Même les nouvelles formes de commerce n’échappent pas à la mutation qui touche le secteur de la consommation. Dans un univers du e-commerce foisonnant et qui compte quelques très belles réussites, beaucoup de sites ne parviennent pas à dégager une marge d’exploitation suffisante et durable pour couvrir leurs coûts et financer leurs développements. Si les sites qui travaillent sur des niches et ceux qui cumulent la production et la distribution s’en sortent généralement mieux, la situation est particulièrement difficile pour les « purs distributeurs ». « Depuis deux ans, le e-commerce est entré dans une spirale déflationniste. Avec un panier moyen en berne et des coûts marketing qui augmentent de 25 % par an, les sites qui ne se battent que sur le prix se trouvent dans un étau impossible à résoudre », analyse Yariv Abehsera, président de Travelski.com. Dans les secteurs les plus concurrentiels, les sites font parfois face à une concurrence étrangère aux tarifs redoutables. Certains e-commerçants affrontent aussi la reprise de pouvoir des grandes marques traditionnelles (Pampers, Evian…) qui commencent à se structurer avec leurs propres boutiques en ligne. « Ces e-distributeurs se trouvent souvent dans une grande dépendance par rapport à Google, même si le RTB, le CRM ou l’e-mail scoré leur offre désormais des opportunités pour aller chercher une meilleure conversion », pointe également Hervé Bloch, pdg de Digilinx et organisateur avec Travelski des Big Boss font du Ski.

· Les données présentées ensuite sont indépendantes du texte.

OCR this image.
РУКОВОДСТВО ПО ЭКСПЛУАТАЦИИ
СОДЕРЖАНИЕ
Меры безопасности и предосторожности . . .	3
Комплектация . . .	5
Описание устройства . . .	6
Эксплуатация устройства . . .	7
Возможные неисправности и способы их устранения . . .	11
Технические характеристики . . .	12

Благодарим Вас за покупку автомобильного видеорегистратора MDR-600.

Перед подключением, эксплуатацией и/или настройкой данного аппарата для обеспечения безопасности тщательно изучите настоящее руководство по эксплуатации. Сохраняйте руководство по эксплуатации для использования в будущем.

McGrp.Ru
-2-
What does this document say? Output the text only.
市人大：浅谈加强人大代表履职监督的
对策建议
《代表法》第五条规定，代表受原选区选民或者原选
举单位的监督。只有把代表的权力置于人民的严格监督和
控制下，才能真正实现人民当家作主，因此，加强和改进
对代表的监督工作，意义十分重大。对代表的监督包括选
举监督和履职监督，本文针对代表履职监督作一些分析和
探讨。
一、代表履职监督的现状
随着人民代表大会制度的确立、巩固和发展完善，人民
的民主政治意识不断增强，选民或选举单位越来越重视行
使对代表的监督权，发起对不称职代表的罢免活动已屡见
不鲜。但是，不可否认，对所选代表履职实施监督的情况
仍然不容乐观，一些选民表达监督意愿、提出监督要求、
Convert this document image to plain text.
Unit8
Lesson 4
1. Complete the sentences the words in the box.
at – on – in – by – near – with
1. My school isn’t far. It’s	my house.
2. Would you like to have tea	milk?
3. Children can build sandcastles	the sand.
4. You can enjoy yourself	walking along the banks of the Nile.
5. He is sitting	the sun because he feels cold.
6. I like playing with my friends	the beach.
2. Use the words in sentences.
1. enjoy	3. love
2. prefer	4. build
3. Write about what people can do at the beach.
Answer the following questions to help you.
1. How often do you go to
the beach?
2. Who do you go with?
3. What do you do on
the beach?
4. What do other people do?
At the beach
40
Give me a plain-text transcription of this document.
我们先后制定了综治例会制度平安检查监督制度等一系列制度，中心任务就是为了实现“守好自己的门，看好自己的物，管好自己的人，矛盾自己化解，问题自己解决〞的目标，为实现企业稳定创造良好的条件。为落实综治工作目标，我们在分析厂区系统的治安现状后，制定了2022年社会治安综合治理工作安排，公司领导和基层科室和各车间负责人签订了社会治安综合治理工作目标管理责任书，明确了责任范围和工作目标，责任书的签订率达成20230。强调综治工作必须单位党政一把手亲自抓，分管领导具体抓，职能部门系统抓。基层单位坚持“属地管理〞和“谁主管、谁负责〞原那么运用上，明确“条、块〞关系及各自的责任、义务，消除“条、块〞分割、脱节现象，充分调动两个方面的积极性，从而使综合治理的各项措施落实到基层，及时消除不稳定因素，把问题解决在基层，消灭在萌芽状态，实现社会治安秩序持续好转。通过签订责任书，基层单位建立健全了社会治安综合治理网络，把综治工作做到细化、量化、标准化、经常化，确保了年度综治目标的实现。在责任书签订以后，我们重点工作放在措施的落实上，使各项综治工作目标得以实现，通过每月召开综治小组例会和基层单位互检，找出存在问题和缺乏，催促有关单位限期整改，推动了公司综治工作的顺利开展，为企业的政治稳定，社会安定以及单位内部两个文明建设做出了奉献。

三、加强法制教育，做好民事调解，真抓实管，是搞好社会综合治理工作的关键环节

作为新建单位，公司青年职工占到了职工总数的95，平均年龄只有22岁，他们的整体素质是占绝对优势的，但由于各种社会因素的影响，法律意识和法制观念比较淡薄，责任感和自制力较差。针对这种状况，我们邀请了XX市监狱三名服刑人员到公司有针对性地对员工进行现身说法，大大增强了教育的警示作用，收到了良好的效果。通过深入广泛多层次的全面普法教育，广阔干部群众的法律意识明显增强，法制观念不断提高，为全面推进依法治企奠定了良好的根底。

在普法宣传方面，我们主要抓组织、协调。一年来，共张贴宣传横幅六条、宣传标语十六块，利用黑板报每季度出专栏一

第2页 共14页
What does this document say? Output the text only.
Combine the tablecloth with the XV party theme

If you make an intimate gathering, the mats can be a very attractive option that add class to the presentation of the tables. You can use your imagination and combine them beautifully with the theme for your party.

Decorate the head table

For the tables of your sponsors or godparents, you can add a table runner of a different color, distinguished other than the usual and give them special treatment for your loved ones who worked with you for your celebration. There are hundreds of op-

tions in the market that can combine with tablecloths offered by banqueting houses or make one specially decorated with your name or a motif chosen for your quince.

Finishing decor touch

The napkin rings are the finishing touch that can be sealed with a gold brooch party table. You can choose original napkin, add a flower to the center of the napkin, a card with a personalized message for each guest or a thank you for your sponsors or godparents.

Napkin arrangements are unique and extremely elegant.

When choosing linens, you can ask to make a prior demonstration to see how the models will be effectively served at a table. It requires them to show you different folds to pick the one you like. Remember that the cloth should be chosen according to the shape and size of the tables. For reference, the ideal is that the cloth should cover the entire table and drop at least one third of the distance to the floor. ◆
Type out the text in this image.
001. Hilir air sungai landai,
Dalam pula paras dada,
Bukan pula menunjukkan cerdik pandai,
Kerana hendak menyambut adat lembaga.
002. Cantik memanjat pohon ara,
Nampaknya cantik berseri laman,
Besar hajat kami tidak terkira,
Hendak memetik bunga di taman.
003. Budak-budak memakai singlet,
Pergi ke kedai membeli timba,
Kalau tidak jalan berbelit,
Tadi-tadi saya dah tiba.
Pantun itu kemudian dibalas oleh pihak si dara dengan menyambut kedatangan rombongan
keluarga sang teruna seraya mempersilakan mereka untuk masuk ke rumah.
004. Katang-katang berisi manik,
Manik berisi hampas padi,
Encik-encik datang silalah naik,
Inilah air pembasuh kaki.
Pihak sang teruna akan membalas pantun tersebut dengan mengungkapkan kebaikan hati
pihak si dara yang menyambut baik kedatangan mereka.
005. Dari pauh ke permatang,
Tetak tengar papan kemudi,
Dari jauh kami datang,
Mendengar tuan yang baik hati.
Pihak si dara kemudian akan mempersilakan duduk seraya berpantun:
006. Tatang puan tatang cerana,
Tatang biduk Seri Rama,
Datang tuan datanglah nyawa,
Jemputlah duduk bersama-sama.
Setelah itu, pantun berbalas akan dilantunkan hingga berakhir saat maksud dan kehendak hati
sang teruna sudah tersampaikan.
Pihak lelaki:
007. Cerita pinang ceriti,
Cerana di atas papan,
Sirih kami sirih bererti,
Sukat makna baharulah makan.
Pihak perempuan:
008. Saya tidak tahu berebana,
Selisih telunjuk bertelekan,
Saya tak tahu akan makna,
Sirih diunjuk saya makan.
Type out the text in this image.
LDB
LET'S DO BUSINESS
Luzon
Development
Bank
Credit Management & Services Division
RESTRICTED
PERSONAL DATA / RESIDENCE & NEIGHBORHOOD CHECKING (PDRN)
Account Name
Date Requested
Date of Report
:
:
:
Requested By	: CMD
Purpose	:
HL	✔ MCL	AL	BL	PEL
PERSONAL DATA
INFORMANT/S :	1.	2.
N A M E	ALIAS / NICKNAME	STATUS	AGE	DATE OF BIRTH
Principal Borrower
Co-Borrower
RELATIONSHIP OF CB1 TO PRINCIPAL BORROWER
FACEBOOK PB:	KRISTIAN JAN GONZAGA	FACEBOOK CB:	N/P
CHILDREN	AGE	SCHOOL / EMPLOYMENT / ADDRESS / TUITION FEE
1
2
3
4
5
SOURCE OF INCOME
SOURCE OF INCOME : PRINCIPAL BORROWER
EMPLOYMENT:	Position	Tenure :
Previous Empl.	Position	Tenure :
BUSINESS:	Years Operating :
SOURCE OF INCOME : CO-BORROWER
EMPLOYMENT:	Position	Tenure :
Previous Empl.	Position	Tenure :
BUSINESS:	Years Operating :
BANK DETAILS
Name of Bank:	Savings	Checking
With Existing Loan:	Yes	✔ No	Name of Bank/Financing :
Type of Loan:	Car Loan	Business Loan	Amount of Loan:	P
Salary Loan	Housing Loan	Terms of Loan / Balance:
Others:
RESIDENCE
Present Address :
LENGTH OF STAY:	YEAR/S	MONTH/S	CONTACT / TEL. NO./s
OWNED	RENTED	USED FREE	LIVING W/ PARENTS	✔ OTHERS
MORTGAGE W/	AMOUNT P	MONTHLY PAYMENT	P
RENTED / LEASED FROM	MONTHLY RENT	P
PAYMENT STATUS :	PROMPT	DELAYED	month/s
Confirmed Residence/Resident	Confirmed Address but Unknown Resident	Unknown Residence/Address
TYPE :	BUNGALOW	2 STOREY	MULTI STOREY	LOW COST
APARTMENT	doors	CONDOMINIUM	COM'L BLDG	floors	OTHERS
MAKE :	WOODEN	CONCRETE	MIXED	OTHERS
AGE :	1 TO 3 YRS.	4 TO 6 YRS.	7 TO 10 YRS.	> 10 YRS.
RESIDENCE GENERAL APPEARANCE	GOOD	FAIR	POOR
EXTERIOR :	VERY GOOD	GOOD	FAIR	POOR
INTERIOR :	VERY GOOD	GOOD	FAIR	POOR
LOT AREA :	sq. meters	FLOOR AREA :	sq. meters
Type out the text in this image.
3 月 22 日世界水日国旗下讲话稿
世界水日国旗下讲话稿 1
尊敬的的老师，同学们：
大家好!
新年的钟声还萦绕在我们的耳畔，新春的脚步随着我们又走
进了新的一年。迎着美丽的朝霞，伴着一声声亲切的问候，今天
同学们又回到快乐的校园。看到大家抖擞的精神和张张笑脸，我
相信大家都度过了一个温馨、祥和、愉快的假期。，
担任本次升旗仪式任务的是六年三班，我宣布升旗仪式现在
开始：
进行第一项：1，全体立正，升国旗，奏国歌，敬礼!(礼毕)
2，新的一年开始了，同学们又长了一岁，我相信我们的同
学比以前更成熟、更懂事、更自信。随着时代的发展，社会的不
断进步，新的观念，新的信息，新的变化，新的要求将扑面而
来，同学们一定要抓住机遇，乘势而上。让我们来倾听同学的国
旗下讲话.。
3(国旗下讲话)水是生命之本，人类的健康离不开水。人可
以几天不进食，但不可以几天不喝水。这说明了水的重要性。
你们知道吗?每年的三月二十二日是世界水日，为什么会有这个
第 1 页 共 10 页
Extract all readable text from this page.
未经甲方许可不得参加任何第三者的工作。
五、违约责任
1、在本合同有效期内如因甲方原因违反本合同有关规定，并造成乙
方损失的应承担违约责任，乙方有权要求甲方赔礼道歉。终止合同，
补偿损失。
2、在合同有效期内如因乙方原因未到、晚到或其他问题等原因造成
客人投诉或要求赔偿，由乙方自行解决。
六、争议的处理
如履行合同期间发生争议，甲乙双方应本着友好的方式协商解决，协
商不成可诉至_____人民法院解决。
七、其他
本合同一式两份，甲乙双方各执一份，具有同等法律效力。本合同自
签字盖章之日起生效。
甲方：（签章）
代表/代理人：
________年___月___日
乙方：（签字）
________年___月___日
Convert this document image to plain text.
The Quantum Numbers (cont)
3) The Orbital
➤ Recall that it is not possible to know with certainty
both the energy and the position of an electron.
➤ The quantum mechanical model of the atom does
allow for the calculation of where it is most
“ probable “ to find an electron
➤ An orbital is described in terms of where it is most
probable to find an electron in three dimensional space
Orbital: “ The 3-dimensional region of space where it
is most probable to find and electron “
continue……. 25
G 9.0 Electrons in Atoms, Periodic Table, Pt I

Il faut aussi compter avec des clients hyper-connectés, tout à fait familiers du e-commerce et de plus en plus exigeants : les avantages qui faisaient encore la différence il y a quelques années (promotion, livraison gratuite en quelques jours, échange sans frais…) ne suffisent plus pour déclencher l’achat et, à plus forte raison, le ré-achat. Autant d’éléments qui plaident pour une importante restructuration du secteur et une concentration des acteurs, notamment chez les sites les plus généralistes. « Le e-commerce traditionnel est mort », va même jusqu’à affirmer Philippe Wargnier, président du site d’optique Evioo.
Miser sur le service
Pour trouver les leviers d’une nouvelle croissance et gérer la transition, bon nombre de sites reviennent aux fondamentaux de la relation client et mettent le service au cœur de leur proposition. Plus la cible client se précise, plus l’offre de service se resserre et peut devenir pertinente. Dans le drive pilote qu’il a ouvert à Marignane, Houra a misé sur l’étendue de l’offre mais aussi sur la qualité du service lors de la préparation de la commande afin d’éviter les erreurs qui gâchent l’expérience client. En proposant des offres packagées de courses alimentaires ou des pré-réservations de matériel, Travelski réduit les points de contact des familles qui rejoignent les stations de sport d’hiver, tout en leur montrant qu’une valorisation du temps est aussi une forme d’économie. Au-delà du billet et des services à bord du train, iDTGV développe pour sa part des offres « porte à porte » avec des taxis disponibles à l’arrivée des trains, des micro-navettes, des prises en charge de bagages… « Il ne s’agit pas seulement de comprendre les besoins du client lors du voyage et de proposer un service adapté, mais aussi d’être compétitif sur le prix, ce qui nécessite de trouver le bon partenaire », souligne Valérie Dehlinger, directrice générale d’iDTGV.
Jouer la complémentarité entre web et le magasin
Si le web constitue de loin le plus grand magasin qu’un consommateur peut avoir à sa disposition, ce dernier reste souvent attaché à des lieux bien réels, et pas seulement pour les opportunités de « showrooming ». « Le réseau physique lève les freins dans des secteurs où les gens ne sont pas habitués à se tourner vers le e-commerce », note Philippe Wargnier, dont le site Evioo mise pleinement sur cette complémentarité. L’internaute choisit et essaie en ligne sa paire de lunettes puis se rend chez l’un des opticiens correspondants pour la vérification de l’ordonnance, l’essayage et l’ajustement des verres. Dans cette même logique de réassurance, Travelski teste depuis quelques mois une présence en agence de voyages à Paris et Metz. « Il faut que le magasin soit beaucoup plus à la page que l’agence des années 2000 », estime toutefois Yariv Abehsera.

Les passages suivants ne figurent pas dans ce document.